Afasia II, 2008, steel and nitrogen, 27 9/16 x 27 9/16 x 19 11/16".

In the two main works comprising “Critical Mass,” his first solo exhibition in Germany, Italian artist Arcangelo Sassolino turns engineering devices into uncanny, subversively destructive objects. Sassolino employs physical forces—tension, weight, pressure—in ways that emphasize their destructive potential as partly controllable yet unpredictable. Made with help from engineers, Aphasia II, 2008, for example, consists of two steel end pieces of pipes used to channel gas, welded together to form a small rounded object encapsulating 250 bars of nitrogen (which is equivalent to nearly 750 cubic feet of space and around 700 tons of potential energy). The work refers to Marcel Duchamp’s bottled Air de Paris, 1919, as the press material notes, but replaces its fragile, almost romantic poetry with a machine aesthetic and a force that, if released, would blow up the gallery and its surroundings.
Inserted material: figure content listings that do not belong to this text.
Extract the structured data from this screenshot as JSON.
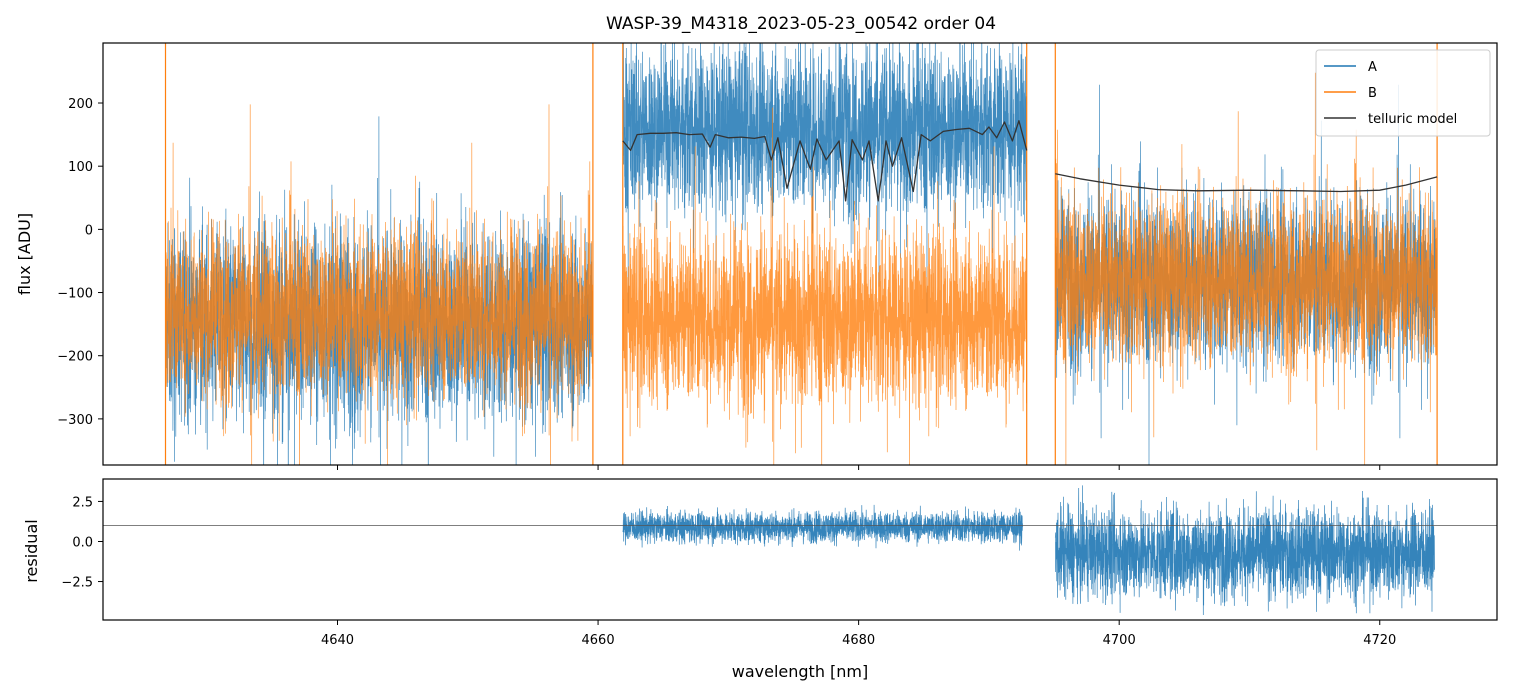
{
  "chart_data": [
    {
      "type": "line",
      "panel": "main",
      "title": "WASP-39_M4318_2023-05-23_00542  order 04",
      "xlabel": "",
      "ylabel": "flux [ADU]",
      "xlim": [
        4622,
        4729
      ],
      "ylim": [
        -373,
        295
      ],
      "xticks": [
        4640,
        4660,
        4680,
        4700,
        4720
      ],
      "xtick_labels": [
        "",
        "",
        "",
        "",
        ""
      ],
      "yticks": [
        200,
        100,
        0,
        -100,
        -200,
        -300
      ],
      "ytick_labels": [
        "200",
        "100",
        "0",
        "−100",
        "−200",
        "−300"
      ],
      "legend": {
        "location": "top-right",
        "entries": [
          {
            "label": "A",
            "color": "#1f77b4"
          },
          {
            "label": "B",
            "color": "#ff7f0e"
          },
          {
            "label": "telluric model",
            "color": "#333333"
          }
        ]
      },
      "segments": [
        {
          "x_range": [
            4626.8,
            4659.6
          ],
          "A_mean": -150,
          "A_noise": 140,
          "B_mean": -130,
          "B_noise": 120
        },
        {
          "x_range": [
            4661.9,
            4692.9
          ],
          "A_mean": 160,
          "A_noise": 120,
          "B_mean": -140,
          "B_noise": 125
        },
        {
          "x_range": [
            4695.1,
            4724.4
          ],
          "A_mean": -80,
          "A_noise": 120,
          "B_mean": -80,
          "B_noise": 120
        }
      ],
      "telluric_model": [
        {
          "x": [
            4661.9,
            4662.5,
            4663,
            4664,
            4665,
            4666,
            4667,
            4668,
            4668.6,
            4669,
            4670,
            4671,
            4672,
            4672.8,
            4673.3,
            4673.8,
            4674.5,
            4675.5,
            4676.3,
            4676.8,
            4677.5,
            4678.5,
            4679,
            4679.5,
            4680.3,
            4680.8,
            4681.5,
            4682.1,
            4682.6,
            4683.3,
            4684.2,
            4684.8,
            4685.5,
            4686.5,
            4687.5,
            4688.5,
            4689.5,
            4690,
            4690.6,
            4691.2,
            4691.8,
            4692.3,
            4692.9
          ],
          "y": [
            140,
            125,
            150,
            152,
            152,
            153,
            150,
            151,
            130,
            150,
            145,
            146,
            144,
            147,
            110,
            145,
            65,
            140,
            95,
            143,
            110,
            140,
            45,
            142,
            110,
            140,
            45,
            140,
            100,
            145,
            60,
            150,
            140,
            155,
            158,
            160,
            150,
            162,
            145,
            170,
            140,
            172,
            125
          ]
        },
        {
          "x": [
            4695.1,
            4697,
            4700,
            4703,
            4706,
            4710,
            4714,
            4717,
            4720,
            4722,
            4724.4
          ],
          "y": [
            88,
            80,
            70,
            63,
            61,
            62,
            61,
            60,
            62,
            70,
            83
          ]
        }
      ]
    },
    {
      "type": "line",
      "panel": "residual",
      "xlabel": "wavelength [nm]",
      "ylabel": "residual",
      "xlim": [
        4622,
        4729
      ],
      "ylim": [
        -4.9,
        3.9
      ],
      "xticks": [
        4640,
        4660,
        4680,
        4700,
        4720
      ],
      "xtick_labels": [
        "4640",
        "4660",
        "4680",
        "4700",
        "4720"
      ],
      "yticks": [
        2.5,
        0.0,
        -2.5
      ],
      "ytick_labels": [
        "2.5",
        "0.0",
        "−2.5"
      ],
      "reference_line": 1.0,
      "series": [
        {
          "name": "A",
          "color": "#1f77b4",
          "segments": [
            {
              "x_range": [
                4661.9,
                4692.6
              ],
              "mean": 0.9,
              "noise": 0.9
            },
            {
              "x_range": [
                4695.1,
                4724.2
              ],
              "mean": -0.7,
              "noise": 2.6
            }
          ]
        }
      ]
    }
  ]
}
The second work on view, Untitled, 2008, is a kinetic sculpture comprising a high-powered hydraulic piston that, when activated by the viewer’s presence, slowly and persistently pushes into the wooden block to which it is attached by steel cables. First, one hears eerie cracking sounds, then sharp splinters burst free as the block bends and ultimately breaks. The speed and results of the destruction vary according to what type of wood is used. It’s a fascinating yet disturbing demonstration that implicates the viewer in the process of machine defeating nature.